Online Program

Cupcakes no more: Using community school partnerships to change birthday party policy in a local elementary school

Monday, November 4, 2013

Allison Wilson, MPH, Healthy Living Alliance, Office Location: Ozarks Regional YMCA, Springfield, MO
Philomina Amofah, Master of Public Health Program, Missouri State University, Springfield, MO
Elizabeth Federman, ScD, Master of Public Health Program, Missouri State University, Springfield, MO
Background: School policies that limit access to unhealthy snacks have proven to be an effective mechanism for reducing childhood obesity. In 2012, a pilot project began with Delaware Elementary to implement and evaluate a birthday party policy. The policy replaced the previous tradition of parent-driven treats with a child-driven choice between three healthy celebration options: extra recess, non-food items, or healthy snacks. This project was implemented as a partnership between the Healthy Living Alliance, a network of over 30 partners, and Springfield Public Schools (SPS). SPS is the largest district in Missouri, and 40% of all 5th graders are classified as overweight or obese. Purpose: This presentation will discuss the policy implementation process, district and partner engagement, implementation barriers, and lessons learned. Methodology & Results: Based on assessment by HLA, physical environment related to nutrition was one of the lowest scores across multiple schools (median score = 38%) and 81.8% of parents surveyed reported that limiting access to unhealthy foods is important to a healthy lifestyle. Pre and post assessment results showed an increased score in environment related to nutrition. Teacher surveys and parent and child focus groups will be held in spring 2013 to measure acceptability. Process evaluation has shown the collaboration of partners to be a necessary part in adaptation of the policy. Conclusion: Policy change was successful by leveraging a partnership between the school district and community resources. This initial success has provided feasibility information and a model for stakeholders to expand this policy into additional schools.

Learning Areas:

Administer health education strategies, interventions and programs
Conduct evaluation related to programs, research, and other areas of practice
Implementation of health education strategies, interventions and programs

Learning Objectives:
Describe policies that offer healthy options for school birthday party celebrations. Evaluate the feasibility and acceptability of implementing revised birthday party options in school settings. Identify strategies to collaborate with community partners in policy adaptation.

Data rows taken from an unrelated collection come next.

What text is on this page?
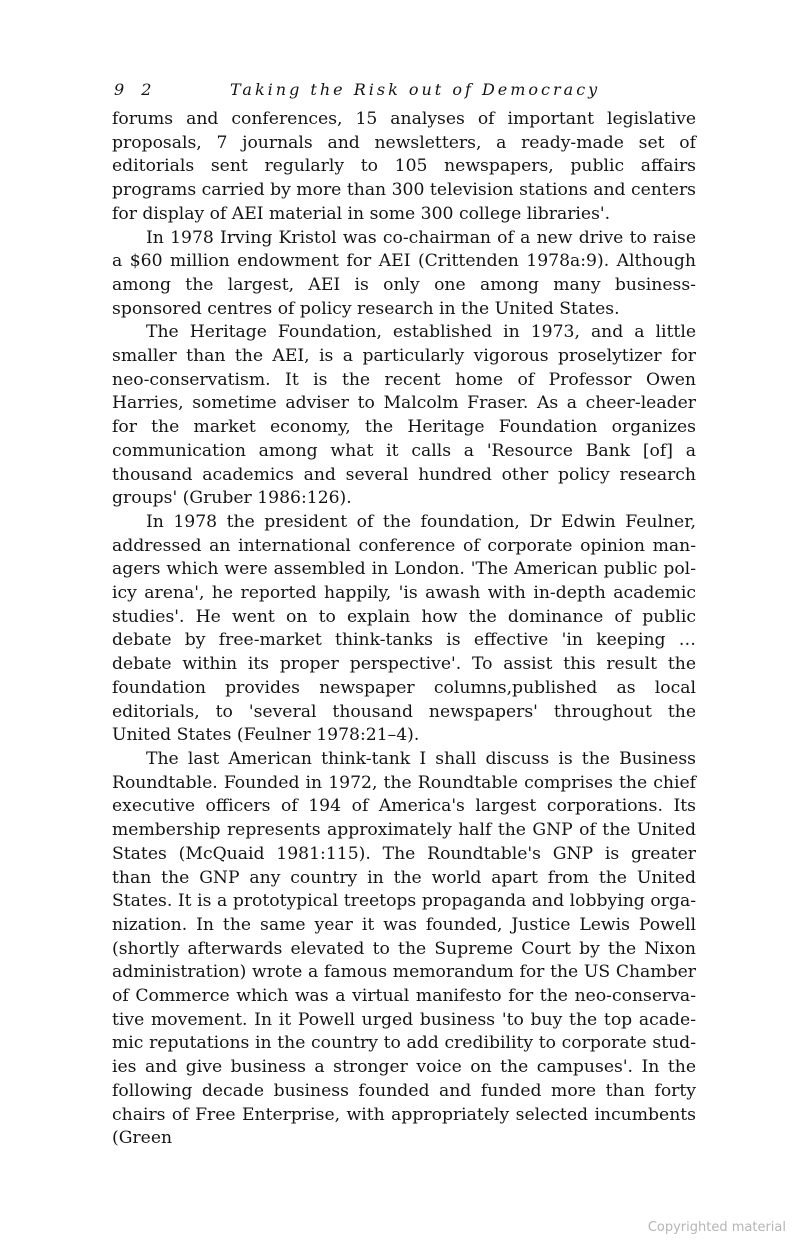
9 2	Taking the Risk out of Democracy

forums and conferences, 15 analyses of important legislative proposals, 7 journals and newsletters, a ready-made set of editorials sent regularly to 105 newspapers, public affairs programs carried by more than 300 television stations and centers for display of AEI material in some 300 college libraries'.

In 1978 Irving Kristol was co-chairman of a new drive to raise a $60 million endowment for AEI (Crittenden 1978a:9). Although among the largest, AEI is only one among many business-sponsored centres of policy research in the United States.

The Heritage Foundation, established in 1973, and a little smaller than the AEI, is a particularly vigorous proselytizer for neo-conservatism. It is the recent home of Professor Owen Harries, sometime adviser to Malcolm Fraser. As a cheer-leader for the market economy, the Heritage Foundation organizes communication among what it calls a 'Resource Bank [of] a thousand academics and several hundred other policy research groups' (Gruber 1986:126).

In 1978 the president of the foundation, Dr Edwin Feulner, addressed an international conference of corporate opinion managers which were assembled in London. 'The American public policy arena', he reported happily, 'is awash with in-depth academic studies'. He went on to explain how the dominance of public debate by free-market think-tanks is effective 'in keeping … debate within its proper perspective'. To assist this result the foundation provides newspaper columns,published as local editorials, to 'several thousand newspapers' throughout the United States (Feulner 1978:21–4).

The last American think-tank I shall discuss is the Business Roundtable. Founded in 1972, the Roundtable comprises the chief executive officers of 194 of America's largest corporations. Its membership represents approximately half the GNP of the United States (McQuaid 1981:115). The Roundtable's GNP is greater than the GNP any country in the world apart from the United States. It is a prototypical treetops propaganda and lobbying organization. In the same year it was founded, Justice Lewis Powell (shortly afterwards elevated to the Supreme Court by the Nixon administration) wrote a famous memorandum for the US Chamber of Commerce which was a virtual manifesto for the neo-conservative movement. In it Powell urged business 'to buy the top academic reputations in the country to add credibility to corporate studies and give business a stronger voice on the campuses'. In the following decade business founded and funded more than forty chairs of Free Enterprise, with appropriately selected incumbents (Green

Copyrighted material
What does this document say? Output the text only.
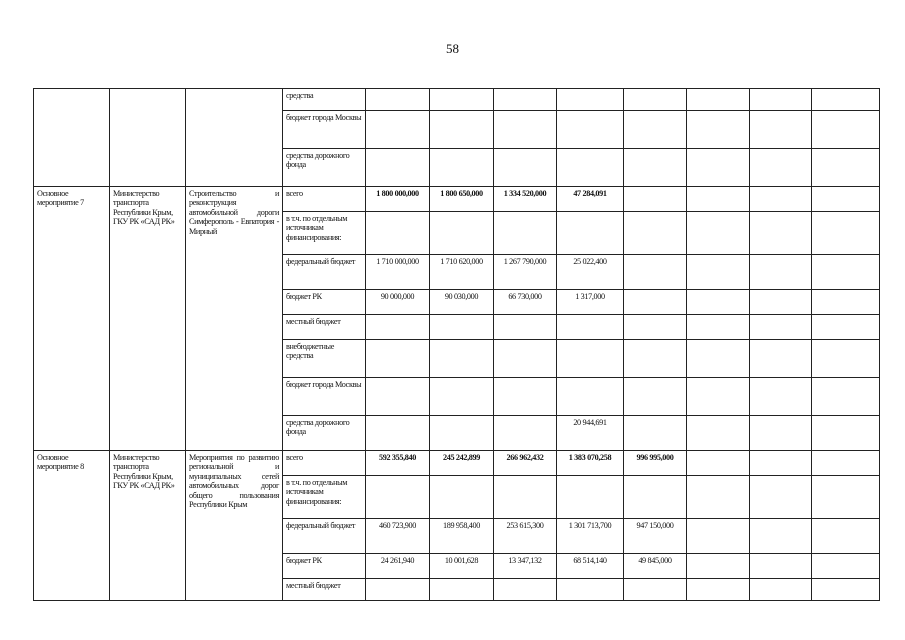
58
			средства									
			бюджет города Москвы									
			средства дорожного фонда									
Основное мероприятие 7	Министерство транспорта Республики Крым, ГКУ РК «САД РК»	Строительство и реконструкция автомобильной дороги Симферополь - Евпатория - Мирный	всего	1 800 000,000	1 800 650,000	1 334 520,000	47 284,091					
			в т.ч. по отдельным источникам финансирования:									
			федеральный бюджет	1 710 000,000	1 710 620,000	1 267 790,000	25 022,400					
			бюджет РК	90 000,000	90 030,000	66 730,000	1 317,000					
			местный бюджет									
			внебюджетные средства									
			бюджет города Москвы									
			средства дорожного фонда				20 944,691					
Основное мероприятие 8	Министерство транспорта Республики Крым, ГКУ РК «САД РК»	Мероприятия по развитию региональной и муниципальных сетей автомобильных дорог общего пользования Республики Крым	всего	592 355,840	245 242,899	266 962,432	1 383 070,258	996 995,000				
			в т.ч. по отдельным источникам финансирования:									
			федеральный бюджет	460 723,900	189 958,400	253 615,300	1 301 713,700	947 150,000				
			бюджет РК	24 261,940	10 001,628	13 347,132	68 514,140	49 845,000				
			местный бюджет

Keyword(s): School Health, School-Based Programs

Presenting author's disclosure statement:

Qualified on the content I am responsible for because: I have worked as program coordinator for two years with the Healthy Living Alliance. I have worked on several federally funded grants and interned with the World Health Organization. My current job focuses on convening health partnerships and developing strategies in the areas of policy, nutrition and physical activity, tobacco free and built environment changes. I have presented at several conferences on public health and policy related to tobacco free and farm to school efforts.
Any relevant financial relationships? No

I agree to comply with the American Public Health Association Conflict of Interest and Commercial Support Guidelines, and to disclose to the participants any off-label or experimental uses of a commercial product or service discussed in my presentation.